Judge Baer, however, ruled that the suit involved Oregon resident Houston's receipt of offering materials from Wood River at his home, which is covered by the Blue Sky laws.

Judge Baer also ruled that Houston made sufficient pleadings to pursue fraud claims against the firm by alleging that Seward & Kissel had prepared legal materials for the fund's offering.

However, Judge Baer ruled that Houston could not pursue his state registration violation claims against the law firm. The Blue Sky laws regarding state registration requirements do not allow for civil liability of federally covered securities, and Judge Baer said Houston failed to show that the securities were not federally covered.

Robert Banks, an attorney for Houston, said the ruling confirms that law firms involved in an offering "are doing so at their own peril if their clients are crooks, unless they can show that they didn't know [about the fraud] or couldn't figure that out."

He said the decision could be followed closely by lawyers following Blue Sky cases, which generally refer to state securities laws that protect the public from fraud.

An attorney for Seward & Kissel did not immediately return requests for comment on Wednesday.

Houston filed his suit against Seward & Kissel in July 2007, claiming that the firm was liable for actual damages plus 9% interest under Oregon law.

He said Seward & Kissel drafted, edited, reviewed and approved a prospectus and marketing materials which contained false representations and omissions about the fund, making the firm liable for the $2.75 million investment he lost through Wood River.

Seward & Kissel had faced a similar suit in New York State Supreme Court by Wood River investor Eurycleia Partners LP, but the court dismissed the suit for deficient pleadings to show that the firm knowingly made misrepresentations about the fund. That decision was affirmed by a New York appellate court in December.

In August, the fund and Whittier settled a civil case brought by the U.S. Securities and Exchange Commission for $6.3 million. Whittier had also been sentenced to 36 months in prison in a criminal case brought against him over the fraud allegations.

In their indictment, the U.S. Department of Justice and Federal Bureau of Investigation allege that Whittier lied to investors by saying his funds had a broad investment strategy and that no investment would be more than 10% of the hedge funds’ holdings, and by purposely withholding information about his concentrated holdings in one stock from the SEC.

From fall 2004 through September 2005, prosecutors said Whittier gained ownership interest of Endwave by buying a majority of the telecommunication company’s common stock through Wood River. Whittier then allegedly purposefully failed to disclose that ownership interest to his hedge fund investors and to the public in required filings with the SEC.

Prosecutors also accused Whittier of breaching his promises to investors by failing to diversify Wood River's $127 million portfolio.

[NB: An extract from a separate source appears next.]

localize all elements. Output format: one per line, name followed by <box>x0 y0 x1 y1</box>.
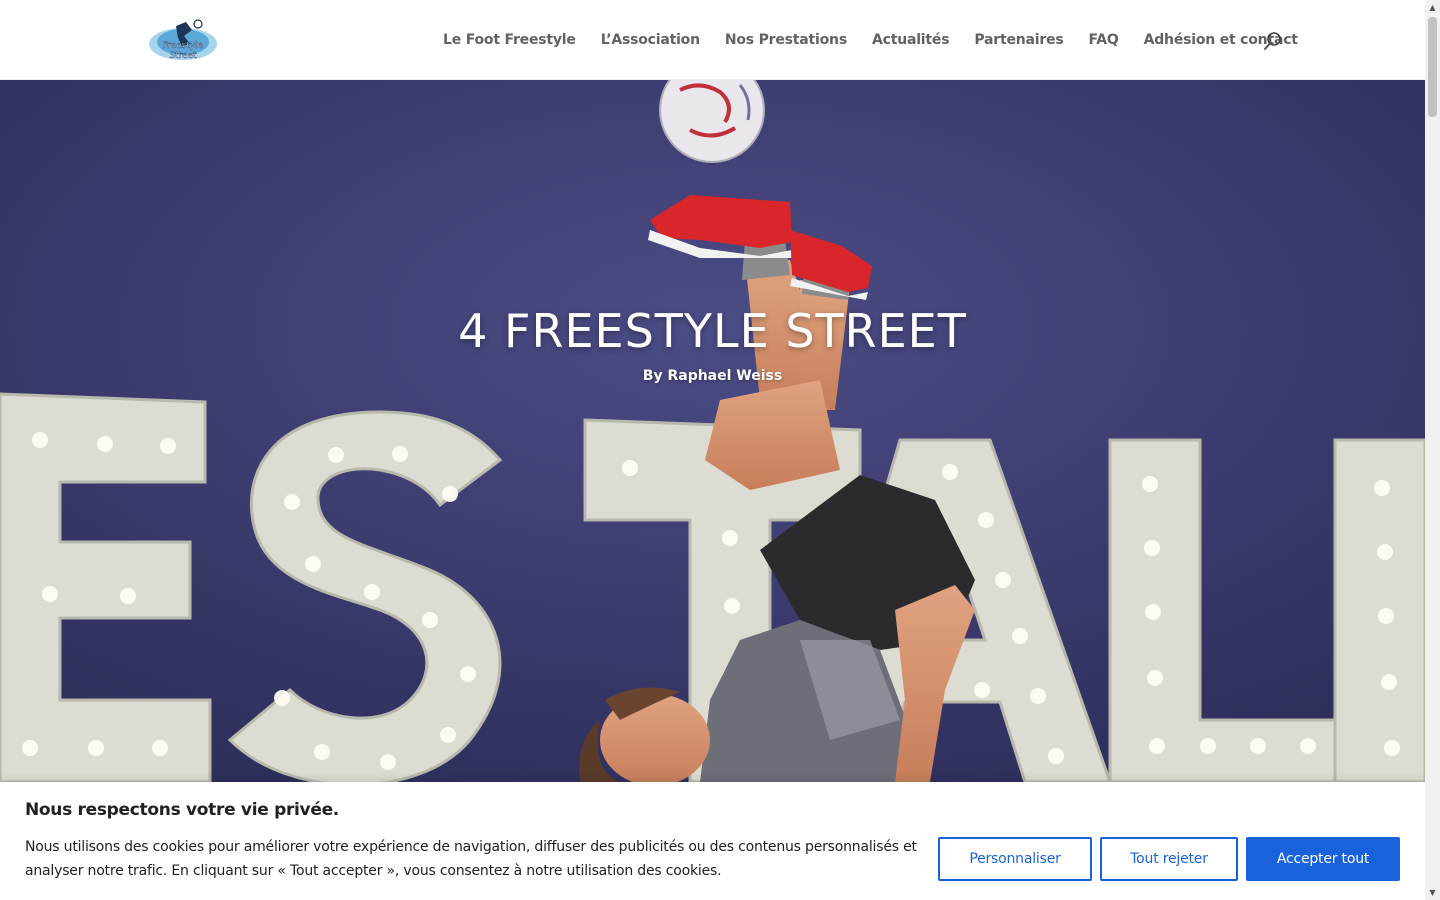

In mid-September 2005, a company for which Whittier had been managing investments terminated its relationship with Whittier because of problematic trades and Whittier’s suspicious trading activity in Endwave stock, prosecutors said. The company then liquidated its Endwave holdings.

Endwave’s stock price plummeted, dropping the value of the Wood River hedge funds and triggering margin calls by the funds’ brokers. Because such a large portion of the funds was invested in Endwave stock, Whittier was unable to meet those margin calls and various brokers began liquidating the hedge funds’ Endwave stock positions.

Around the same time, Whittier informed investors that he could not pay redemption requests because of liquidity problems. By October 2005, Whittier and the Wood River funds were no longer doing business. As a result, prosecutors said investors in the Wood River hedge funds lost approximately $88 million.

Houston is represented by Kaufmann Feiner Yamin Gildin & Robbins LLP and Banks Law Office PC.

Seward & Kissel is represented by Paul Weiss Rifkind Wharton & Garrison LLP.

The case is Howard Houston v. Seward & Kissel LLP, case number 07-cv-6305 in the U.S. District Court for the Southern District of New York.